Messier 87 (also known as Virgo A or NGC 4486, and generally abbreviated to M87) is a supergiant elliptical galaxy in the constellation Virgo. One of the most massive galaxies in the local universe, it is notable for its large population of globular clusters—M87 contains about 12,000 compared to the 150-200 orbiting the Milky Way—and its jet of energetic plasma
that originates at the core and extends outward at least 1,500 parsecs
(4,900 light-years), travelling at relativistic speed. It is one of the
brightest radio sources in the sky, and is a popular target for both amateur astronomy observations and professional astronomy study.

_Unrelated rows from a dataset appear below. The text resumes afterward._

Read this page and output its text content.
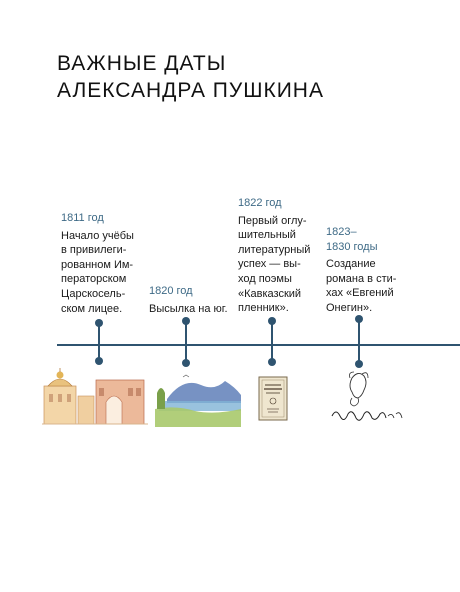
ВАЖНЫЕ ДАТЫ
АЛЕКСАНДРА ПУШКИНА
1811 год
Начало учёбы
в привилеги-
рованном Им-
ператорском
Царскосель-
ском лицее.
1820 год
Высылка на юг.
1822 год
Первый оглу-
шительный
литературный
успех — вы-
ход поэмы
«Кавказский
пленник».
1823–
1830 годы
Создание
романа в сти-
хах «Евгений
Онегин».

French astronomer Charles Messier
discovered M87 in 1781, cataloguing it as a nebulous feature while
searching for objects that would confuse comet hunters. The second
brightest galaxy within the northern Virgo Cluster, M87 is located about 16.4 million parsecs (53.5 million light-years) from Earth. Unlike a disk-shaped spiral galaxy, M87 has no distinctive dust lanes. Instead, it has an almost featureless, ellipsoidal shape typical of most giant elliptical galaxies, diminishing in luminosity with distance from the centre. Forming around one sixth of M87's mass, the stars
in this galaxy have a nearly spherically symmetric distribution, their
density decreasing with increasing distance from the core. At the core
is a supermassive black hole, which forms the primary component of an active galactic nucleus. This object is a strong source of multiwavelength radiation, particularly radio waves.
M87's galactic envelope extends out to a radius of about 150
kiloparsecs (490,000 light-years), where it has been truncated—possibly
by an encounter with another galaxy. Between the stars is a diffuse interstellar medium of gas that has been chemically enriched by elements emitted from evolved stars.